Liberal theorists have long argued that increasing interdependence between states would be a source of prosperity and an obstacle to international rivalry. By contrast, realists warn that close ties are also a source of vulnerability and a potential cause of conflict. What Waltz and Niebuhr are saying is that ever-tighter connections between states create as many problems as they solve, sometimes more quickly than we can devise solutions for them. For this reason, states—the critical building blocks of international politics—try to reduce risks and vulnerabilities by placing limits on their dealings with one another.
From a realist perspective, therefore, the coronavirus is likely to give states another reason to limit globalization.
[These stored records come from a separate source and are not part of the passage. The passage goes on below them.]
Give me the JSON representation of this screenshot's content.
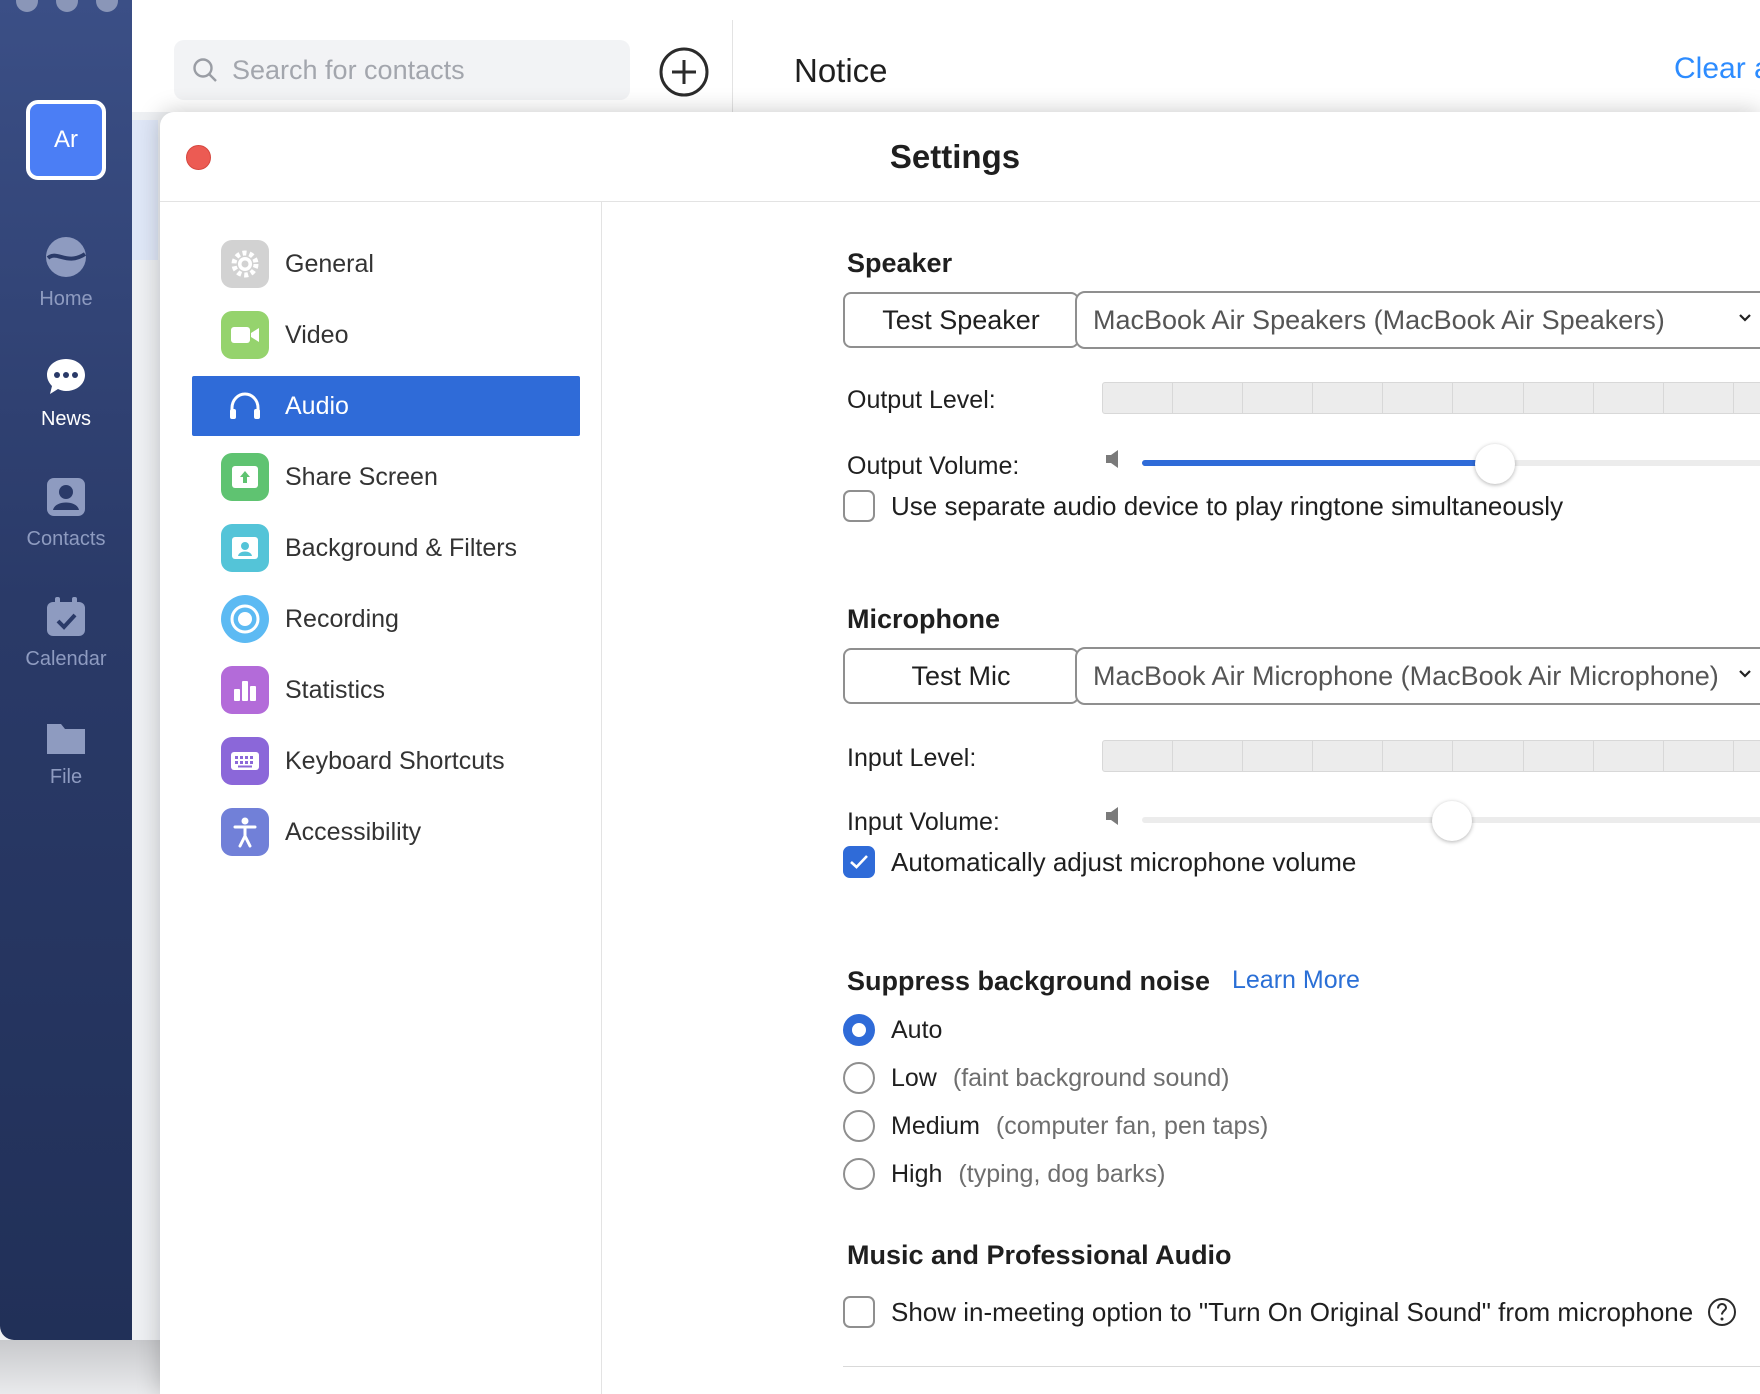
{
  "app": {
    "avatar_initials": "Ar",
    "nav": [
      {
        "label": "Home",
        "icon": "home-icon"
      },
      {
        "label": "News",
        "icon": "chat-icon"
      },
      {
        "label": "Contacts",
        "icon": "contacts-icon"
      },
      {
        "label": "Calendar",
        "icon": "calendar-icon"
      },
      {
        "label": "File",
        "icon": "folder-icon"
      }
    ],
    "active_nav": "News",
    "search": {
      "placeholder": "Search for contacts",
      "value": ""
    },
    "panel_title": "Notice",
    "clear_link": "Clear a"
  },
  "settings": {
    "title": "Settings",
    "menu": [
      {
        "label": "General",
        "icon": "gear-icon",
        "color": "#c9c9c9"
      },
      {
        "label": "Video",
        "icon": "video-camera-icon",
        "color": "#8fd16a"
      },
      {
        "label": "Audio",
        "icon": "headphones-icon",
        "color": "#2f6bd8"
      },
      {
        "label": "Share Screen",
        "icon": "share-screen-icon",
        "color": "#5cc16f"
      },
      {
        "label": "Background & Filters",
        "icon": "background-icon",
        "color": "#4ec3d6"
      },
      {
        "label": "Recording",
        "icon": "record-icon",
        "color": "#5ab8f2"
      },
      {
        "label": "Statistics",
        "icon": "bar-chart-icon",
        "color": "#b06ad8"
      },
      {
        "label": "Keyboard Shortcuts",
        "icon": "keyboard-icon",
        "color": "#8a64d8"
      },
      {
        "label": "Accessibility",
        "icon": "accessibility-icon",
        "color": "#6f7fd6"
      }
    ],
    "active_menu": "Audio",
    "audio": {
      "speaker": {
        "title": "Speaker",
        "test_button": "Test Speaker",
        "device": "MacBook Air Speakers (MacBook Air Speakers)",
        "output_level_label": "Output Level:",
        "output_volume_label": "Output Volume:",
        "output_volume": 0.57,
        "level_segments": 10
      },
      "separate_ringtone": {
        "label": "Use separate audio device to play ringtone simultaneously",
        "checked": false
      },
      "microphone": {
        "title": "Microphone",
        "test_button": "Test Mic",
        "device": "MacBook Air Microphone (MacBook Air Microphone)",
        "input_level_label": "Input Level:",
        "input_volume_label": "Input Volume:",
        "input_volume": 0.5,
        "level_segments": 10
      },
      "auto_adjust": {
        "label": "Automatically adjust microphone volume",
        "checked": true
      },
      "noise": {
        "title": "Suppress background noise",
        "learn_more": "Learn More",
        "options": [
          {
            "label": "Auto",
            "hint": "",
            "selected": true
          },
          {
            "label": "Low",
            "hint": "(faint background sound)",
            "selected": false
          },
          {
            "label": "Medium",
            "hint": "(computer fan, pen taps)",
            "selected": false
          },
          {
            "label": "High",
            "hint": "(typing, dog barks)",
            "selected": false
          }
        ]
      },
      "music": {
        "title": "Music and Professional Audio",
        "original_sound": {
          "label": "Show in-meeting option to \"Turn On Original Sound\" from microphone",
          "checked": false
        }
      }
    }
  },
  "colors": {
    "accent": "#2f6bd8",
    "link": "#2d8cff",
    "close": "#ec5b53"
  }
}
Hyperglobalization made the global financial system more vulnerable to crises and created serious domestic political problems due to job displacement; we now know that it also increased our exposure—literally—to the sort of global pandemic we may be witnessing today.
To be clear: Realism doesn’t predict a retreat to autarky or even the same level of deglobalization that occurred as a result of the two world wars and the Great Depression. Contemporary states cannot afford to sever all ties, even in the face of something like the coronavirus. But I’m guessing that the high-water mark of contemporary globalization is now behind us, and that a virus that crossed the boundary between two species is going to one of the reasons that borders between states will become a bit higher.